Psoriasis patients requiring biologic treatments face economic and racial barriers. The study coming from the researchers at Perelman School of Medicine at the University of Pennsylvania found that black patients receiving Medicare are less likely to use biologics to treat psoriasis, compared to white patients. Furthermore, patients on Medicare Extra Help are also less likely to receive biologics, compared to those on Medicare with full low-income subsidy benefit.
Psoriasis is a chronic inflammatory disorder, and biologic therapies – those deriving from animal and human cells and tissues – had been shown to be effective in treating moderate to severe psoriasis. Despite its availability, there are many patients who are inadequately treated and unsatisfied with their treatment.
Lead author Dr. Junko Takeshita said, “Previous studies have shown that psoriasis is associated with major physical and psychosocial health burdens that increase proportionally with more severe disease. Although the biologics are generally regarded as being highly effective treatments for patients with moderate or severe psoriasis, our results suggest that out-of-pocket costs and race may impact who receives these treatments.”

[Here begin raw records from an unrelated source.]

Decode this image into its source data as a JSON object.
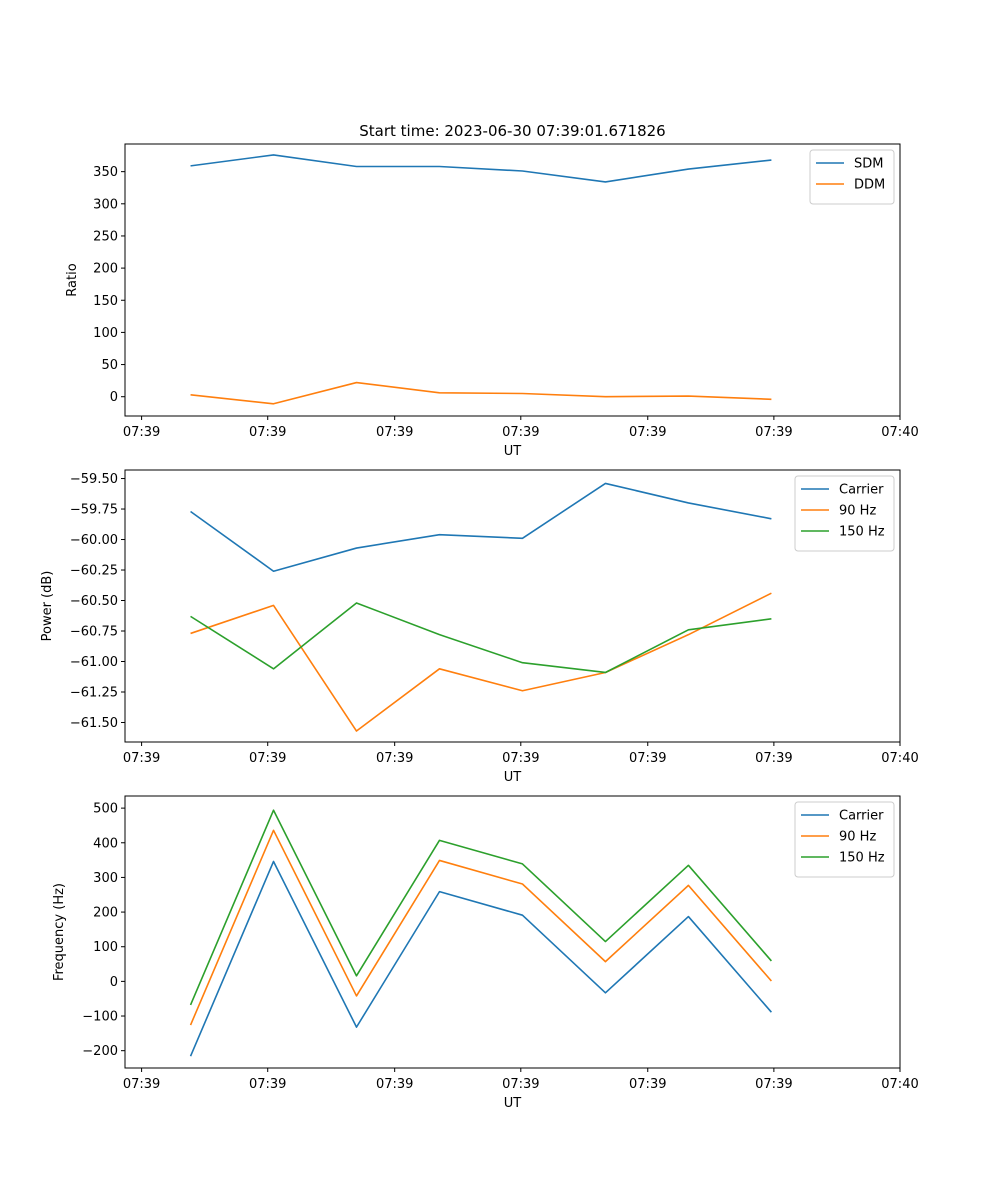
{
  "title": "Start time: 2023-06-30 07:39:01.671826",
  "colors": {
    "blue": "#1f77b4",
    "orange": "#ff7f0e",
    "green": "#2ca02c"
  },
  "chart_data": [
    {
      "type": "line",
      "xlabel": "UT",
      "ylabel": "Ratio",
      "x_tick_labels": [
        "07:39",
        "07:39",
        "07:39",
        "07:39",
        "07:39",
        "07:39",
        "07:40"
      ],
      "y_ticks": [
        0,
        50,
        100,
        150,
        200,
        250,
        300,
        350
      ],
      "ylim": [
        -30,
        393
      ],
      "x": [
        1,
        2,
        3,
        4,
        5,
        6,
        7,
        8
      ],
      "legend": "top-right",
      "series": [
        {
          "name": "SDM",
          "color": "#1f77b4",
          "values": [
            359,
            376,
            358,
            358,
            351,
            334,
            354,
            368
          ]
        },
        {
          "name": "DDM",
          "color": "#ff7f0e",
          "values": [
            3,
            -11,
            22,
            6,
            5,
            0,
            1,
            -4
          ]
        }
      ]
    },
    {
      "type": "line",
      "xlabel": "UT",
      "ylabel": "Power (dB)",
      "x_tick_labels": [
        "07:39",
        "07:39",
        "07:39",
        "07:39",
        "07:39",
        "07:39",
        "07:40"
      ],
      "y_ticks": [
        -61.5,
        -61.25,
        -61.0,
        -60.75,
        -60.5,
        -60.25,
        -60.0,
        -59.75,
        -59.5
      ],
      "y_tick_labels": [
        "−61.50",
        "−61.25",
        "−61.00",
        "−60.75",
        "−60.50",
        "−60.25",
        "−60.00",
        "−59.75",
        "−59.50"
      ],
      "ylim": [
        -61.66,
        -59.43
      ],
      "x": [
        1,
        2,
        3,
        4,
        5,
        6,
        7,
        8
      ],
      "legend": "top-right",
      "series": [
        {
          "name": "Carrier",
          "color": "#1f77b4",
          "values": [
            -59.77,
            -60.26,
            -60.07,
            -59.96,
            -59.99,
            -59.54,
            -59.7,
            -59.83
          ]
        },
        {
          "name": "90 Hz",
          "color": "#ff7f0e",
          "values": [
            -60.77,
            -60.54,
            -61.57,
            -61.06,
            -61.24,
            -61.09,
            -60.78,
            -60.44
          ]
        },
        {
          "name": "150 Hz",
          "color": "#2ca02c",
          "values": [
            -60.63,
            -61.06,
            -60.52,
            -60.78,
            -61.01,
            -61.09,
            -60.74,
            -60.65
          ]
        }
      ]
    },
    {
      "type": "line",
      "xlabel": "UT",
      "ylabel": "Frequency (Hz)",
      "x_tick_labels": [
        "07:39",
        "07:39",
        "07:39",
        "07:39",
        "07:39",
        "07:39",
        "07:40"
      ],
      "y_ticks": [
        -200,
        -100,
        0,
        100,
        200,
        300,
        400,
        500
      ],
      "y_tick_labels": [
        "−200",
        "−100",
        "0",
        "100",
        "200",
        "300",
        "400",
        "500"
      ],
      "ylim": [
        -250,
        535
      ],
      "x": [
        1,
        2,
        3,
        4,
        5,
        6,
        7,
        8
      ],
      "legend": "top-right",
      "series": [
        {
          "name": "Carrier",
          "color": "#1f77b4",
          "values": [
            -216,
            346,
            -132,
            259,
            191,
            -33,
            187,
            -89
          ]
        },
        {
          "name": "90 Hz",
          "color": "#ff7f0e",
          "values": [
            -126,
            436,
            -42,
            349,
            281,
            57,
            277,
            1
          ]
        },
        {
          "name": "150 Hz",
          "color": "#2ca02c",
          "values": [
            -68,
            494,
            16,
            407,
            339,
            115,
            335,
            59
          ]
        }
      ]
    }
  ]
}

The researchers used data from a nationally representative sample of Medicare beneficiaries in 2011 to identify patients with psoriasis. Their aim was to identify the prevalence of psoriasis among Medicare beneficiaries who are actively receiving medical care, examine their clinical characteristics, and determine the prevalence of psoriasis therapies.
Seventy-one percent of the patients identified were considered to have mild psoriasis and 27 percent were considered to have moderate to severe psoriasis. Only 10 percent of patients received biologics as a form of treatment. Medicare beneficiaries without low-income subsidy were 70 percent less likely to receive biologics, and the findings were similar even in rheumatoid arthritis patients.

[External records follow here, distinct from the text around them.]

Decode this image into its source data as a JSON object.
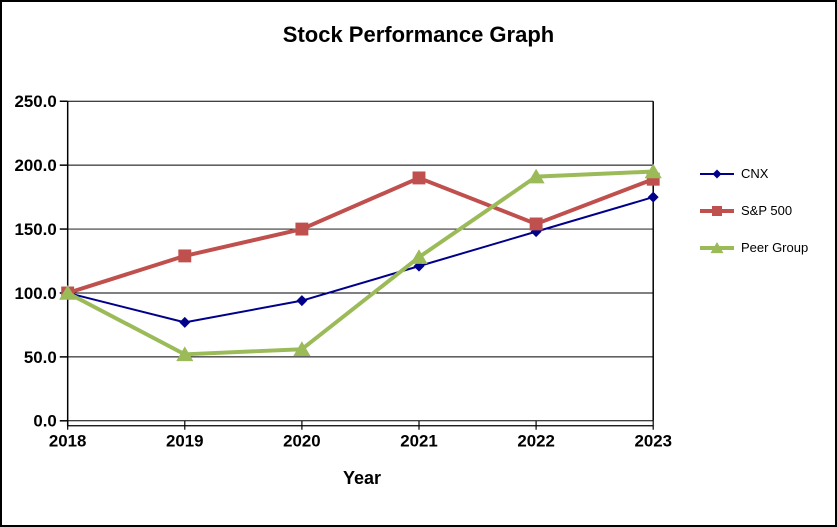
{
  "window": {
    "background": "#FFFFFF",
    "border_color": "#000000"
  },
  "chart_data": {
    "type": "line",
    "title": "Stock Performance Graph",
    "xlabel": "Year",
    "ylabel": "",
    "categories": [
      "2018",
      "2019",
      "2020",
      "2021",
      "2022",
      "2023"
    ],
    "series": [
      {
        "name": "CNX",
        "color": "#00008B",
        "marker": "diamond",
        "line_width": 2,
        "values": [
          100,
          77,
          94,
          121,
          148,
          175
        ]
      },
      {
        "name": "S&P 500",
        "color": "#C0504D",
        "marker": "square",
        "line_width": 4,
        "values": [
          100,
          129,
          150,
          190,
          154,
          189
        ]
      },
      {
        "name": "Peer Group",
        "color": "#9BBB59",
        "marker": "triangle",
        "line_width": 4,
        "values": [
          100,
          52,
          56,
          128,
          191,
          195
        ]
      }
    ],
    "ylim": [
      0,
      250
    ],
    "ytick_interval": 50,
    "ytick_labels": [
      "0.0",
      "50.0",
      "100.0",
      "150.0",
      "200.0",
      "250.0"
    ],
    "xtick_labels": [
      "2018",
      "2019",
      "2020",
      "2021",
      "2022",
      "2023"
    ],
    "grid": "horizontal-only",
    "gridline_color": "#000000",
    "axis_color": "#000000",
    "legend_position": "right"
  }
}
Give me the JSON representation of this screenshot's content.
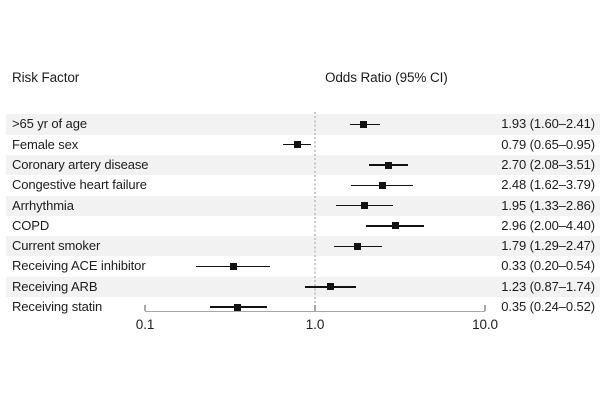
{
  "header": {
    "left": "Risk Factor",
    "right": "Odds Ratio (95% CI)"
  },
  "chart_data": {
    "type": "forest",
    "scale": "log10",
    "title": "",
    "xlabel": "",
    "xlim": [
      0.1,
      10.0
    ],
    "reference_line": 1.0,
    "x_ticks": [
      {
        "value": 0.1,
        "label": "0.1"
      },
      {
        "value": 1.0,
        "label": "1.0"
      },
      {
        "value": 10.0,
        "label": "10.0"
      }
    ],
    "rows": [
      {
        "label": ">65 yr of age",
        "or": 1.93,
        "ci_low": 1.6,
        "ci_high": 2.41,
        "text": "1.93 (1.60–2.41)"
      },
      {
        "label": "Female sex",
        "or": 0.79,
        "ci_low": 0.65,
        "ci_high": 0.95,
        "text": "0.79 (0.65–0.95)"
      },
      {
        "label": "Coronary artery disease",
        "or": 2.7,
        "ci_low": 2.08,
        "ci_high": 3.51,
        "text": "2.70 (2.08–3.51)"
      },
      {
        "label": "Congestive heart failure",
        "or": 2.48,
        "ci_low": 1.62,
        "ci_high": 3.79,
        "text": "2.48 (1.62–3.79)"
      },
      {
        "label": "Arrhythmia",
        "or": 1.95,
        "ci_low": 1.33,
        "ci_high": 2.86,
        "text": "1.95 (1.33–2.86)"
      },
      {
        "label": "COPD",
        "or": 2.96,
        "ci_low": 2.0,
        "ci_high": 4.4,
        "text": "2.96 (2.00–4.40)"
      },
      {
        "label": "Current smoker",
        "or": 1.79,
        "ci_low": 1.29,
        "ci_high": 2.47,
        "text": "1.79 (1.29–2.47)"
      },
      {
        "label": "Receiving ACE inhibitor",
        "or": 0.33,
        "ci_low": 0.2,
        "ci_high": 0.54,
        "text": "0.33 (0.20–0.54)"
      },
      {
        "label": "Receiving ARB",
        "or": 1.23,
        "ci_low": 0.87,
        "ci_high": 1.74,
        "text": "1.23 (0.87–1.74)"
      },
      {
        "label": "Receiving statin",
        "or": 0.35,
        "ci_low": 0.24,
        "ci_high": 0.52,
        "text": "0.35 (0.24–0.52)"
      }
    ]
  },
  "colors": {
    "band": "#f2f2f2",
    "marker": "#121212",
    "axis": "#a8a8a8",
    "refline": "#c9c9c9",
    "text": "#1c1c1c"
  }
}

Senior author Dr. Jalpa A. Doshi added, “Our study is the first to identify such potential barriers among Medicare patients with psoriasis. Future studies are needed to determine if these barriers exist among psoriasis patients with Medicaid or private insurance. Additionally, further study should focus specifically on identifying the causes of such barriers, whether they are patient-centric variables such as treatment preferences and varying levels of understanding the disease, or physician factors including the frequency with which certain treatments are being offered.”
Psoriasis facts and associated comorbidities
Psoriasis is a chronic inflammatory disease that affects the joints and skin. An estimated 7.5 million Americans live with psoriasis, mainly adults. Nearly 40 percent of psoriasis patients experience joint inflammation with symptoms similar to that of arthritis. Plaque psoriasis is the most common form of psoriasis affecting 80 to 90 percent of patients. In this form, the patient experiences raised reddish skin covered with silvery-white scale. Other forms of psoriasis include inverse, erythrodermic, pustular, guttate, and nail disease. In 2013, the total estimated cost of treating psoriasis was between $51.7 and $63.2 billion.

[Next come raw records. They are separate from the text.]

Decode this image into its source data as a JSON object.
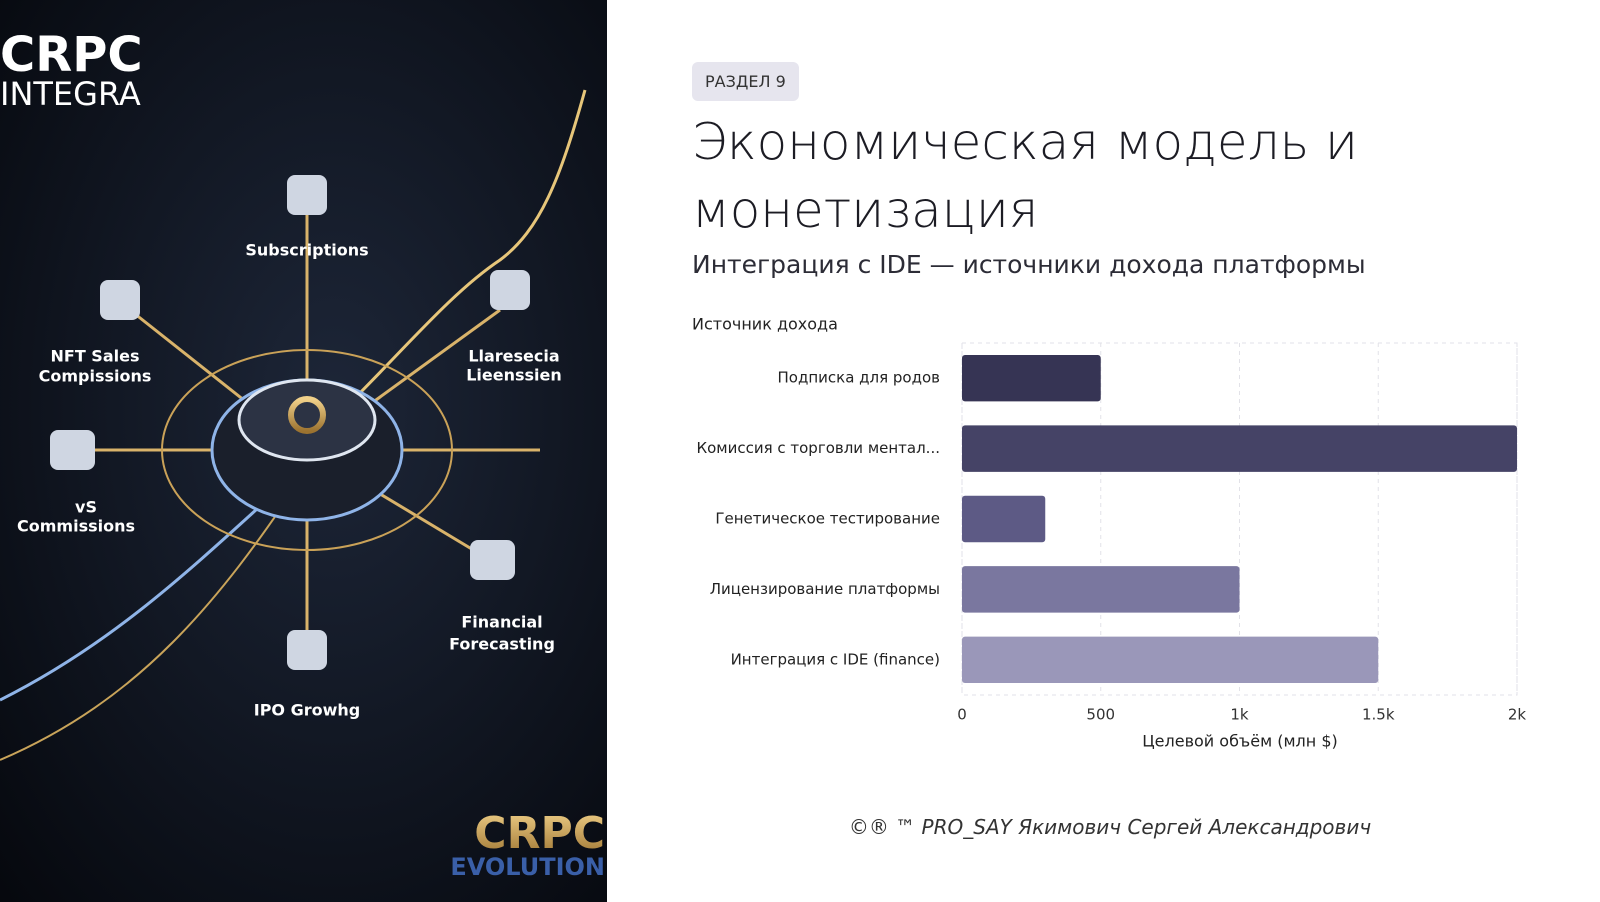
{
  "image": {
    "brand_top": [
      "CRPC",
      "INTEGRA"
    ],
    "labels": [
      "Subscriptions",
      "NFT Sales",
      "Compissions",
      "Llaresecia",
      "Lieenssien",
      "vS",
      "Commissions",
      "Financial",
      "Forecasting",
      "IPO Growhg"
    ],
    "brand_bottom": [
      "CRPC",
      "EVOLUTION"
    ]
  },
  "badge": "РАЗДЕЛ 9",
  "title": "Экономическая модель и монетизация",
  "subtitle": "Интеграция с IDE — источники дохода платформы",
  "chart_data": {
    "type": "barh",
    "ylabel": "Источник дохода",
    "xlabel": "Целевой объём (млн $)",
    "categories": [
      "Подписка для родов",
      "Комиссия с торговли ментал...",
      "Генетическое тестирование",
      "Лицензирование платформы",
      "Интеграция с IDE (finance)"
    ],
    "values": [
      500,
      2000,
      300,
      1000,
      1500
    ],
    "colors": [
      "#363454",
      "#454366",
      "#5d5a85",
      "#7a779f",
      "#9a97b9"
    ],
    "xlim": [
      0,
      2000
    ],
    "xticks": [
      0,
      500,
      {
        "value": 1000,
        "label": "1k"
      },
      {
        "value": 1500,
        "label": "1.5k"
      },
      {
        "value": 2000,
        "label": "2k"
      }
    ],
    "grid": true
  },
  "footer": "©® ™ PRO_SAY Якимович Сергей Александрович"
}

Psoriasis is often seen in concert with other conditions, including Crohn’s disease, ulcerative colitis, lymphoma, heart disease, obesity, type 2 diabetes, metabolic syndrome, depression, suicide, smoking, higher alcohol consumption, cancer, arthritis, hypertension, and heart disease.
Treatment for psoriasis is possible, but there is no cure. It is also important to treat any other comorbid conditions in order to reduce the risk of complications.